Personal information
- Full name: Shin Su-jong
- National team: South Korea
- Born: 15 February 1988 (age 38) Asan, South Korea
- Height: 1.86 m (6 ft 1 in)
- Weight: 71 kg (157 lb)

Korean name
- Hangul: 신수종
- RR: Sin Sujong
- MR: Sin Sujong

Sport
- Sport: Swimming
- Strokes: Breaststroke

Medal record
Men's swimming
Representing South Korea
Asian Championships
| Silver medal – second place | 2006 Singapore | 4×100 m medley |

= Shin Su-jong =

South Korean swimmer (born 1988)

Shin Su-jong (born February 15, 1988) is a South Korean swimmer, who specialized in breaststroke events. He represented his nation South Korea at the 2008 Summer Olympics, and has won a silver medal, as a member of the men's 4 × 100 m medley relay team, at the 2006 Asian Championships in Singapore.
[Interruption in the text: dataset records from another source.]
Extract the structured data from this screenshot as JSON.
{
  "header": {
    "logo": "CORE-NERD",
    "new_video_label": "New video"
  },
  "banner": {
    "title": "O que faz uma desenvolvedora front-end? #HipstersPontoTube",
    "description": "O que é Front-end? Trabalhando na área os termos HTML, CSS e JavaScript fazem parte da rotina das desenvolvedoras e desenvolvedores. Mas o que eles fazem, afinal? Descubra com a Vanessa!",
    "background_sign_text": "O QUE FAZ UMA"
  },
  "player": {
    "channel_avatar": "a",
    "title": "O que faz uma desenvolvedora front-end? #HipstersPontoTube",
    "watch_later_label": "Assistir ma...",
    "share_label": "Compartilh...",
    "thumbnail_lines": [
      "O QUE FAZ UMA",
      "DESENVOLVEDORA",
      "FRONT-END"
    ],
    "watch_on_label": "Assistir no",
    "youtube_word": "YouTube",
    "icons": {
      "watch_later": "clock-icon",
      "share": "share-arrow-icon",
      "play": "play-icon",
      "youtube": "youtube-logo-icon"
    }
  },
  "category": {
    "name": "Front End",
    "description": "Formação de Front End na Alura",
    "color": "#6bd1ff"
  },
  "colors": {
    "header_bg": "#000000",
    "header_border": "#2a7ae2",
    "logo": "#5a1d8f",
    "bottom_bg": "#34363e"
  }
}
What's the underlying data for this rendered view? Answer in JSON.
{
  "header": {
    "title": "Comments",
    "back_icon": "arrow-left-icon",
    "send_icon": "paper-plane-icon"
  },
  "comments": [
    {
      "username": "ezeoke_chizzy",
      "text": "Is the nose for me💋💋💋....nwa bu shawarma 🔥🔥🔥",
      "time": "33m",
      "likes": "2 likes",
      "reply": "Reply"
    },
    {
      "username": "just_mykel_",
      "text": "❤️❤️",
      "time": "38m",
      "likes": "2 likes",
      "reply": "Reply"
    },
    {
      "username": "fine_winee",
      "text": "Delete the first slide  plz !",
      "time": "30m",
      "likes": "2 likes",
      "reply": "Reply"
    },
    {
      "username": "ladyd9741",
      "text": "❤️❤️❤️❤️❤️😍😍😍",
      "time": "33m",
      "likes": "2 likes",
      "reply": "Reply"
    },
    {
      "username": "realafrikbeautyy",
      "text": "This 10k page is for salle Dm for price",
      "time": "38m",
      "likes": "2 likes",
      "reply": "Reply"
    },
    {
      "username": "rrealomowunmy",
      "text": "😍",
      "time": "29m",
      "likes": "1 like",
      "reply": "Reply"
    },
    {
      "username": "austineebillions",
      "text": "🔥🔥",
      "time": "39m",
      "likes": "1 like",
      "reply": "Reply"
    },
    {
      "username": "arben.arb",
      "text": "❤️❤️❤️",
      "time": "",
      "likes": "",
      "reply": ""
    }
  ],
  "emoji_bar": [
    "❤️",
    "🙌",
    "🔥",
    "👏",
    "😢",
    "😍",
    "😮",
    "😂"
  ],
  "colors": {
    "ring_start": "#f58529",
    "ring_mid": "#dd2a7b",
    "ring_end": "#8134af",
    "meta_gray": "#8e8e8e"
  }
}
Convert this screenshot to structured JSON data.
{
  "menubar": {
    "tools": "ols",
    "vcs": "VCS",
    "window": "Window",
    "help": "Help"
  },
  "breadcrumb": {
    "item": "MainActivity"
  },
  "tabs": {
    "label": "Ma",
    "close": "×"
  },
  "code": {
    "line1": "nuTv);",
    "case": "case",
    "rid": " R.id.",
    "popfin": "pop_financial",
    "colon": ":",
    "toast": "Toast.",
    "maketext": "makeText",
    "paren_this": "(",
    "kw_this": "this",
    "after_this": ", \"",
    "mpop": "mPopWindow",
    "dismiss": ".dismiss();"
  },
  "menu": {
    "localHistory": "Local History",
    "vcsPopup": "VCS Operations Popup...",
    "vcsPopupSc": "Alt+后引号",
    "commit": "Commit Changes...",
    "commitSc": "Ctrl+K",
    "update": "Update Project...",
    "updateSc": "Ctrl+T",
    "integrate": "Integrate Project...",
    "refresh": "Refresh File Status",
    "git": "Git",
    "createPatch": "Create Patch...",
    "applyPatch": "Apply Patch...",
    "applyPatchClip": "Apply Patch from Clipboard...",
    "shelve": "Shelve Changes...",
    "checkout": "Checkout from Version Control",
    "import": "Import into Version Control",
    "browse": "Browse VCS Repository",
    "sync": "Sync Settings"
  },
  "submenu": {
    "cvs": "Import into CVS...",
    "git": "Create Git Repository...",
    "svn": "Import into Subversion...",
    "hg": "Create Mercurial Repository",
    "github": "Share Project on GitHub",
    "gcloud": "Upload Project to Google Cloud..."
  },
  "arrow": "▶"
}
Shin competed for the South Korean swimming team in the men's 200 m breaststroke at the 2008 Summer Olympics in Beijing. He finished outside the semifinal time in 2:15.88 to slide under the FINA B-cut (2:18.37) at the World Championships one year earlier in Melbourne, Australia. Rallying from sixth at the 150-metre turn in heat two, Shin fought off a three-way sprint challenge from Miguel Molina of the Philippines and Martti Aljand of Estonia on the final lap to snatch the fourth spot in 2:16.21. Shin failed to advance into the semifinals, as he placed forty-third out of 53 swimmers in the prelims.